Setelah di luar Draco lalu menjejeri langkah Harry yang lebih banyak diam sejak kejadian dengan Pansy tadi. Mereka melangkah tanpa suara. Tiba di padang rumput di dekat Shrieking Shack Harry menghentikan langkahnya. Draco memandang Harry heran tapi ikut berhenti disebelah pemuda itu. Perlahan Harry mendekati rumah yang terkenal berhantu itu lalu duduk di padang rumput dan menyandarkan punggungnya pada batu besar yang ada disana. Draco ikut duduk disebelahnya menatap Harry yang menerawang jauh memandang ke rumah tua itu.
"Harry, kau baik-baik saja kan?" Tanya Draco memecah kesunyian diantara mereka
"Aku hanya mengenang rumah itu," jawab Harry pelan. "Dulu ayahku dan Sirius juga Peter selalu menemani Remus bertransformasi di sana saat bulan purnama tiba. Di sana juga aku hampir kehilangan Severus gara-gara ular gila itu," kenang Harry lirih. Dia lalu menyandarkan kepalanya di pundak Draco.
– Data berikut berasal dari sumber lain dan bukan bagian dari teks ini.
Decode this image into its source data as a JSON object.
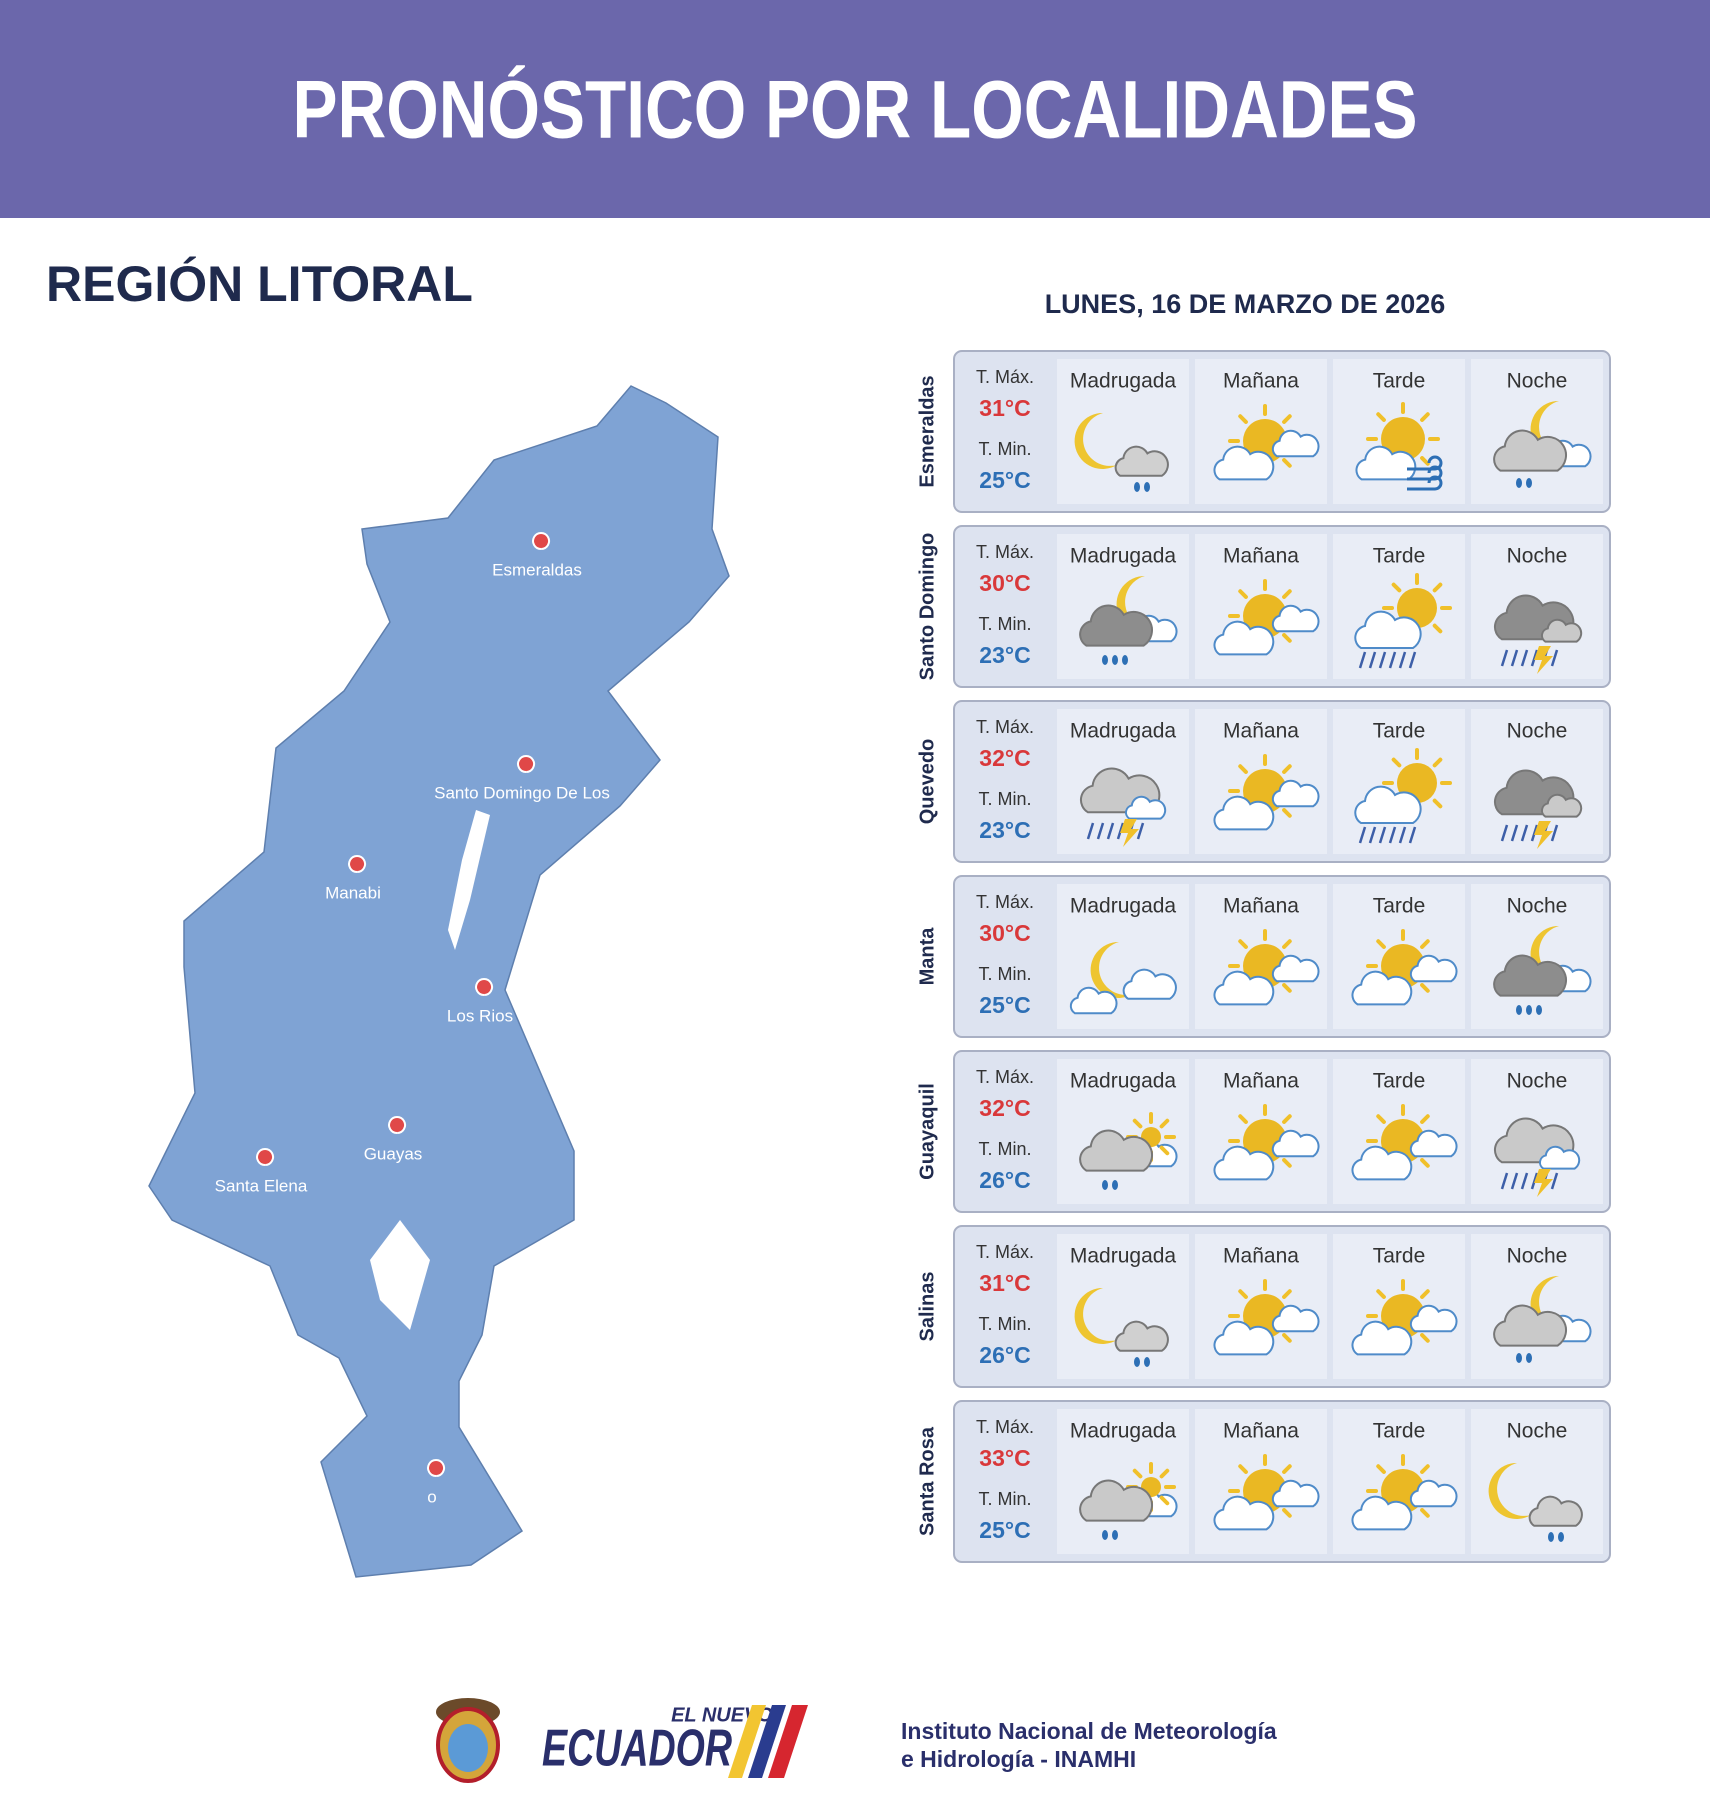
{
  "header": {
    "title": "PRONÓSTICO POR LOCALIDADES"
  },
  "region": {
    "title": "REGIÓN LITORAL"
  },
  "map": {
    "labels": [
      "Esmeraldas",
      "Santo Domingo De Los",
      "Manabi",
      "Los Rios",
      "Guayas",
      "Santa Elena",
      "o"
    ]
  },
  "forecast": {
    "date": "LUNES, 16 DE MARZO DE 2026",
    "rows": [
      {
        "city": "Esmeraldas",
        "tmax_label": "T. Máx.",
        "tmax": "31°C",
        "tmin_label": "T. Min.",
        "tmin": "25°C",
        "periods": [
          "Madrugada",
          "Mañana",
          "Tarde",
          "Noche"
        ]
      },
      {
        "city": "Santo Domingo",
        "tmax_label": "T. Máx.",
        "tmax": "30°C",
        "tmin_label": "T. Min.",
        "tmin": "23°C",
        "periods": [
          "Madrugada",
          "Mañana",
          "Tarde",
          "Noche"
        ]
      },
      {
        "city": "Quevedo",
        "tmax_label": "T. Máx.",
        "tmax": "32°C",
        "tmin_label": "T. Min.",
        "tmin": "23°C",
        "periods": [
          "Madrugada",
          "Mañana",
          "Tarde",
          "Noche"
        ]
      },
      {
        "city": "Manta",
        "tmax_label": "T. Máx.",
        "tmax": "30°C",
        "tmin_label": "T. Min.",
        "tmin": "25°C",
        "periods": [
          "Madrugada",
          "Mañana",
          "Tarde",
          "Noche"
        ]
      },
      {
        "city": "Guayaquil",
        "tmax_label": "T. Máx.",
        "tmax": "32°C",
        "tmin_label": "T. Min.",
        "tmin": "26°C",
        "periods": [
          "Madrugada",
          "Mañana",
          "Tarde",
          "Noche"
        ]
      },
      {
        "city": "Salinas",
        "tmax_label": "T. Máx.",
        "tmax": "31°C",
        "tmin_label": "T. Min.",
        "tmin": "26°C",
        "periods": [
          "Madrugada",
          "Mañana",
          "Tarde",
          "Noche"
        ]
      },
      {
        "city": "Santa Rosa",
        "tmax_label": "T. Máx.",
        "tmax": "33°C",
        "tmin_label": "T. Min.",
        "tmin": "25°C",
        "periods": [
          "Madrugada",
          "Mañana",
          "Tarde",
          "Noche"
        ]
      }
    ]
  },
  "footer": {
    "brand_small": "EL NUEVO",
    "brand": "ECUADOR",
    "institute": [
      "Instituto Nacional de Meteorología",
      "e Hidrología - INAMHI"
    ]
  }
}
Draco mengecup puncak kepala Harry dengan lembut. Harry memejamkan matanya sebentar menikmati hangatnya kecupan Draco. "Harry…?" Tanya Draco.
"Hmmm…?" jawab Harry dengan malas.
"Maafkan aku…," kata Draco lagi.
"Untuk Apa?" Tanya Harry pelan.
"Kejadian dengan Pansy tadi," terang Draco setengah berbisik.
Harry tertawa kecil, "Sudahlah, aku tak terlalu memperkarakan itu," jawab Harry lagi.
"Aku serius dengan ucapanku yang terakhir tadi," lanjut Draco.
"Yang mana?" Tanya Harry heran sambil memandang kilau silver mata kekasihnya itu.
"Aku akan menghabiskan natal dan tahun baru ini bersamamu di Hogward," jawab Draco tenang.
"… Draco…bukannya aku tak senang kau temani, tapi apa kata orang tuamu nanti? Lagipula tadi kau telah mengatakan pada Pansy kalau kau memiliki kekasih kan? Kau tak khawatir gadis itu bicara yang tidak-tidak dengan mereka?" Tanya Harry cepat.
"Harry…, kau ini bukan sesuatu yang harus disembunyikan!!! Aku selalu ingin memberitahu pada ayah dan ibuku kalau sekarang kau adalah kekasihku," sergah Draco tak sabar. "Aku tahu, aku menghargai ketakutanmu tentang resiko yang akan terjadi nanti, tapi sampai kapan?" kata Draco putus asa sambil menekan kepalanya dengan kedua tangannya.
"Maafkan aku, a-aku hanya takut kehilanganmu, Draco," Harry bicara dengan suara tercekat. Dia takut kalau hubungan mereka tersebar maka seluruh dunia akan menolak mereka, dan Harry akan kehilangan pemuda pirang yang telah memenuhi hatinya tersebut.
Draco menatap tajam kilau emerald di mata Harry, "Harry, kita hanya saling mencintai, apa itu salah?"
"…. Entahlah Draco," bisik Harry
"Kau bilang tadi kau takut kehilanganku, asal kau tahu aku pun merasakan hal yang sama, aku memiliki ketakutan yang sama sepertimu," jelas Draco pelan. "Lalu kenapa tak kita coba untuk menghadapi semuanya bersama?" kata Draco sabar berharap Harry dapat membuka sedikit hatinya.
Kembali Harry merebahkan kepalanya di bahu Draco, mencari ketenangan akan gundah yang selalu melandanya sejak dia mencintai pemuda itu. "Maafkan aku, Draco. Maafkan aku atas keegoisanku, aku tak memikirkan perasaanmu," bisik Harry di leher Draco.
Draco mengangkat wajah Harry dan mencium bibir pemuda itu perlahan seakan takut menyakitinya. Ciumannya lembut tak menuntut, hanya ingin menenangkan kekasihnya. Lengan Harry dikalungkan ke leher Draco, membelai rambut pirang itu dengan jari-jarinya.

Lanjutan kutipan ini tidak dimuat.